Alongside hardware changes, collaborative initiatives between astronomers and industry are focusing on smarter observation scheduling that avoids peak interference times. By sharing orbital data and planned maneuvers, operators can help observatories predict when satellites will cross specific fields, allowing some exposures to be shifted or shortened to reduce the chance of contamination. This kind of coordination is already being tested for certain ground-based surveys, and similar concepts are being discussed for space telescopes that can adjust their pointing within operational constraints. Even so, the reporting on the risk that data will be “forever lost” underscores that scheduling alone cannot eliminate the problem, because some observations must occur at specific times and directions that coincide with dense satellite traffic.

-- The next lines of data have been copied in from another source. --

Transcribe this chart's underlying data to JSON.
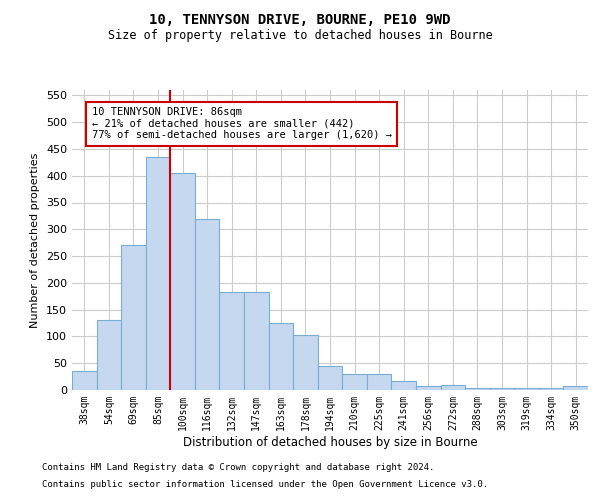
{
  "title": "10, TENNYSON DRIVE, BOURNE, PE10 9WD",
  "subtitle": "Size of property relative to detached houses in Bourne",
  "xlabel": "Distribution of detached houses by size in Bourne",
  "ylabel": "Number of detached properties",
  "categories": [
    "38sqm",
    "54sqm",
    "69sqm",
    "85sqm",
    "100sqm",
    "116sqm",
    "132sqm",
    "147sqm",
    "163sqm",
    "178sqm",
    "194sqm",
    "210sqm",
    "225sqm",
    "241sqm",
    "256sqm",
    "272sqm",
    "288sqm",
    "303sqm",
    "319sqm",
    "334sqm",
    "350sqm"
  ],
  "values": [
    35,
    130,
    270,
    435,
    405,
    320,
    183,
    183,
    125,
    103,
    45,
    29,
    29,
    17,
    8,
    9,
    4,
    4,
    4,
    4,
    7
  ],
  "bar_color": "#c5d8f0",
  "bar_edge_color": "#7aadd4",
  "red_line_x": 3.5,
  "annotation_text": "10 TENNYSON DRIVE: 86sqm\n← 21% of detached houses are smaller (442)\n77% of semi-detached houses are larger (1,620) →",
  "annotation_box_color": "#ffffff",
  "annotation_box_edge": "#cc0000",
  "red_line_color": "#cc0000",
  "footer1": "Contains HM Land Registry data © Crown copyright and database right 2024.",
  "footer2": "Contains public sector information licensed under the Open Government Licence v3.0.",
  "ylim": [
    0,
    560
  ],
  "background_color": "#ffffff",
  "grid_color": "#cccccc"
}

Urgency for International Policy and Governance
As the scale of planned constellations becomes clearer, astronomers and policy experts are increasingly framing the issue as one of global governance rather than isolated technical fixes. Low-Earth orbit is a shared resource, and decisions made by a handful of operators and licensing authorities can shape the observing conditions for every current and future space telescope. Without coordinated international policies that set limits on orbital crowding, brightness, and end-of-life disposal, the cumulative impact of thousands of satellites could effectively close off parts of the sky to high-precision science. The warnings that most space telescope observations may be at risk by the late 2030s highlight how quickly the window for preventive action is narrowing, because once large fleets are fully deployed, reversing their impact would require costly deorbiting campaigns and long regulatory battles.

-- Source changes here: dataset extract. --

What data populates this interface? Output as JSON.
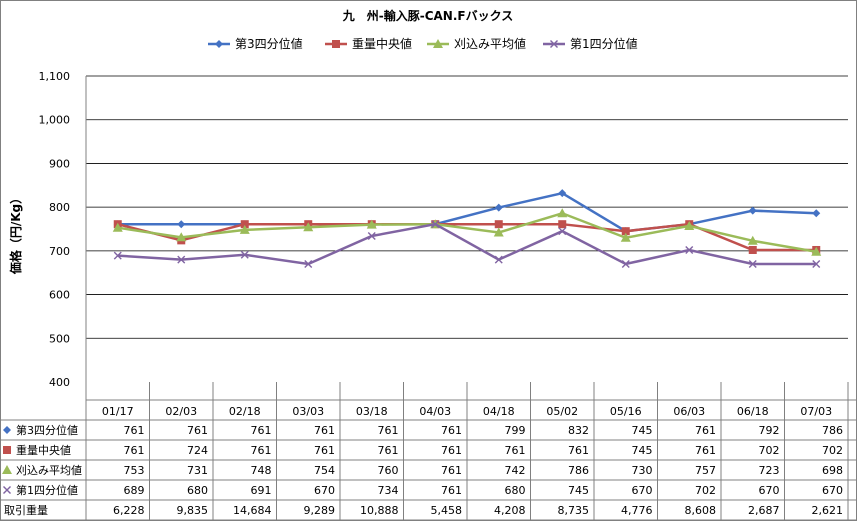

Calls for stronger governance emphasize that protecting the night sky is not only a concern for professional astronomers, but also for education, cultural heritage, and the broader public that funds space science. Space telescopes like Hubble and James Webb have become global icons, inspiring students and informing fundamental physics, and their successors will depend on access to relatively clean skies to deliver comparable breakthroughs. If unchecked growth in satellite constellations proceeds without meaningful constraints, the result could be a permanent trade-off in which commercial connectivity is gained at the expense of deep-space knowledge. For policymakers weighing spectrum rights, orbital slots, and licensing approvals, the stakes are therefore not abstract, they involve deciding whether future generations will inherit a sky where key regions of every image are, in the words of concerned astronomers, “forever lost” to artificial streaks that could have been avoided.